"If so be as you would keep a 'dawg,' real sporting and dawg-like, master," that philosopher would observe, "let un know his distance; I strikes 'em whenever I can reach 'em. Fondlin' of 'em only spiles 'em--same as women."
CHAPTER VIII
THE TRUANTS
So the day to which we had looked forward with such delight had arrived at last. Our spirits rose as we got further and further from Everdon, and we never stopped to take breath or to look back till we found ourselves surmounting the last hill above Beverley Manor. By this time we had far outstripped our friend "Nap"--that worthy deeming it inconsistent with all his maxims ever to hurry himself. "Slow and sure, young gentlemen," he observed soon after we started--"slow and sure wins the day. Do'ee go on ahead, and wait for I top of Buttercup Close. I gits on better arter a drop o' drink this hot weather. Never fear, squire, I'll not fail ye! Bold! Bold! you go on with your master." So "Nap" turned into the "Cat and Fiddle," and we pursued our journey alone, not very sorry to be rid of our companion for the present; as, notwithstanding our great admiration for his many resources, his knowledge of animal life, his skilful method with rats, and general manliness of character, we could not but be conscious of our own inferiority in these branches of science, and of a certain want of community in ideas between two young gentlemen receiving a polite education at Everdon, and a rat-catching, dog-stealing poacher of the worst class.

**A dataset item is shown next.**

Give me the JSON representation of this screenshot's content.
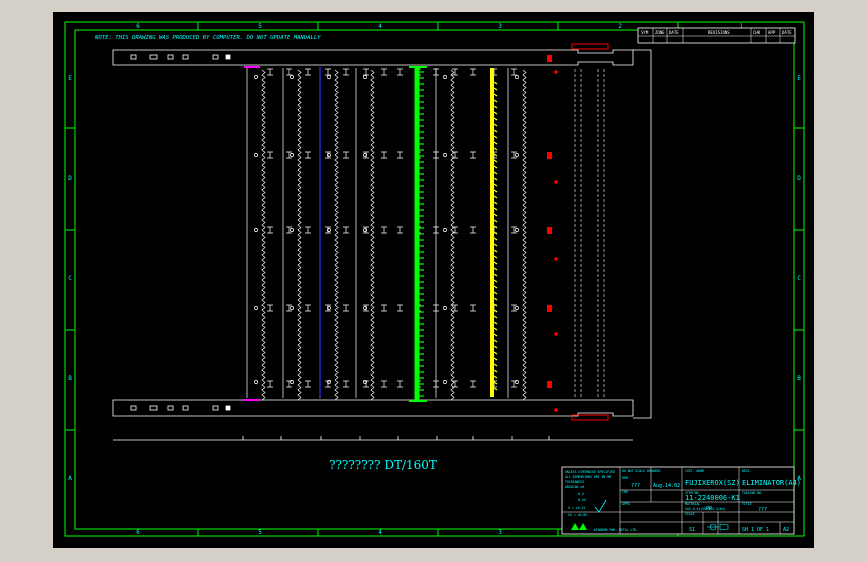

"It's as hot as Hungary," said Victor, seating himself on a stile, and taking off his cap to fan his handsome, heated face. "Oh, Vere, I wish I was back in the Fatherland! Do you remember the great wood at Edeldorf, and the boar we saw close to the ponies? And oh, Vere, how I should like to be upon Gold-kind once again!"
"Yes, Victor, I remember it all," I answered, as I flung myself down among the buttercups, and turned my cheek to the cool air that came up the valley--a breeze that blew from the distant hills to the southward, and swept across many a mile of beauty ere it sighed amongst the woods of Beverley, and rippled the wide surface of the mere; "I shall never forget Edeldorf, nor my first friend, Victor. But what made you think of Hungary just now?"
"Why, your beautiful country," answered Victor, pointing to the luxuriant scene below us--a scene that could exist in England only--of rich meadows, and leafy copses, and green slopes laughing in the sunlight, dotted with huge old standard trees, and the deep shades of Beverley, with the white garden-wall standing out from amongst yew hedges, and rare pines, and exotic evergreens; while the grey turrets of the Manor House peeped and peered here and there through the giant elms that stirred and flickered in the summer breeze. The mere was glittering at our feet, and the distant uplands melting away into the golden haze of summer. Child as I was, I could have cried, without knowing why, as I sat there on the grass, drinking in beauty at every pore. What is it that gives to all beauty, animate or inanimate, a tinge of melancholy?--the greater the beauty, the deeper the tinge. Is it an instinct of mortality? the "bright must fade" of the poet? a shadowy regret for Dives, who, no more than Lazarus, can secure enjoyment for a day? or is it a vague yearning for something more perfect still?--a longing of the soul for the unattainable, which, more than all the philosophy in the universe, argues the necessity of a future state. I could not analyse my feelings. I did not then believe that others experienced the same sensations as myself. I only knew that, like Parson Hugh, I had "great dispositions to cry."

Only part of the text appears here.